Es oportuno recordar que una vez obtenida la banca de senadora provincial, Norma Reales formuló declaraciones sobre que había sido abandonada a su suerte por la lista encabezada por Flavio Fama, un preludio de la próxima fuga al Frente de Todos, inexorable a partir del próximo 10 de diciembre, porque la jugada de Jalil tiene limites y Rubén Dusso los pone. Perdió Mario Carrizo, del Frente de Todos, del equipo de Lucía y Cía., y el unico candidato real, el unico que defendió genuinamente al pueblo del Departamento de Antofagasta de la Sierra fue el candidato del Frente Amplio Catamarqueño, el señor Alfredo Morales.

Al cuarto candidato ni vale la pena mencionarlo, fue fagocitado a cambio de un poco de leña, un maple de huevos y unas gallinas.
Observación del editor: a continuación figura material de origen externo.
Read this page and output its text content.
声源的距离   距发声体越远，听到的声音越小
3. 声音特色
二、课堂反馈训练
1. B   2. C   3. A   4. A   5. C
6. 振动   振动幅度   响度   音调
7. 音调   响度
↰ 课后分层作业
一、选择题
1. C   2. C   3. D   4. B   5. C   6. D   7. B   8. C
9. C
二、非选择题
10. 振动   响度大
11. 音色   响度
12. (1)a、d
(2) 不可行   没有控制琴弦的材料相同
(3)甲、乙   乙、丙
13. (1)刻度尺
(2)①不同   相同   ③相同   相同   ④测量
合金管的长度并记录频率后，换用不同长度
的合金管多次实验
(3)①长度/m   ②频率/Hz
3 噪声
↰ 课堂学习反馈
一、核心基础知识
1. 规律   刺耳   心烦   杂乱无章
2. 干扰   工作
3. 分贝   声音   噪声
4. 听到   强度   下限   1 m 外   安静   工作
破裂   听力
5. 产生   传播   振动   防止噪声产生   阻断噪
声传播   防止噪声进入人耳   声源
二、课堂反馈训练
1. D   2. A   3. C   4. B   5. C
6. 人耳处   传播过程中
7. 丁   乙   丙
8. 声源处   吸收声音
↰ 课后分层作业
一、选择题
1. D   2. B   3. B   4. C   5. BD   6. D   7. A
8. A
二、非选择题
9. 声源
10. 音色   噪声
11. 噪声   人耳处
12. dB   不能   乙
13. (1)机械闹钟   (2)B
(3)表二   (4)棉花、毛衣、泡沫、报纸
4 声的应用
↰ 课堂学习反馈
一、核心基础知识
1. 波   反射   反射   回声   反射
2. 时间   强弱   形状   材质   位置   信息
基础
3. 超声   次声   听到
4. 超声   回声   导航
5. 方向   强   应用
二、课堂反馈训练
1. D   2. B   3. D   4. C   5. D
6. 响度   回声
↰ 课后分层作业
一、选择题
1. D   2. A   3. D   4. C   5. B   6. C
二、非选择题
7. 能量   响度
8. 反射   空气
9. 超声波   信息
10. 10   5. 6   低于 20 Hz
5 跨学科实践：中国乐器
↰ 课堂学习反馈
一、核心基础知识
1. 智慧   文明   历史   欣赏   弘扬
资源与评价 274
Ganó Raúl y por supuesto, como siempre sucede, perdió la democracia, cuya etimología formada con dêmos ‘pueblo’ y krateîn ‘gobernar’ seguirán esperando por una nueva oportunidad. Esta todo listo para seguir explotando los recursos minerales sin la debida licencia social y condenado al pueblo a padecer todas las desgracias y miserias que provoca la minería a cielo abierto y la utilización de los recursos naturales sin respetar el medio ambiente y más grave aun, los derechos adquiridos de los pueblos originarios, anteriores a cualquier otro derecho creado por el positivismo.

Aquí se aprecia que la trifulca protagonizada por la diputada Natalia Ponferrada que filmó a las huestes de Jalil entregando bolsones de comida y otros regalitos de ocasión, representados por el clan Taritolay con el sello de Castillo y la ausencia de Fama, que dicho sea de paso no se quieren mucho que digamos, en realidad fue una gresca de facciones del mismo Frente de Todos. Así fue que cayeron las bambalinas o los bastidores, y más moderno el backstage de la trifulca, ya verán todos lo que sucede el después del 10 de diciembre y como levanta la mano Reales. Rápidamente Lucía aceptó el desenlace en Antofagasta y en el bunker del Frente afirmó que fue una campaña ejemplar y de respeto entre todos. Como si se hubiese tratado de una pelea de boxeo pero con palmaditas en la espalda o en la cola, ni vencedores ni vencidos, ese es el verdadero detrás de la escena, el backstage de la agresión a Natalia Ponferrada y sus amigas de la excursión; con Norma Reales jugando pronto en el Frente de Todos y amigos para siempre. Y colorín colorado, el relato se ha terminado.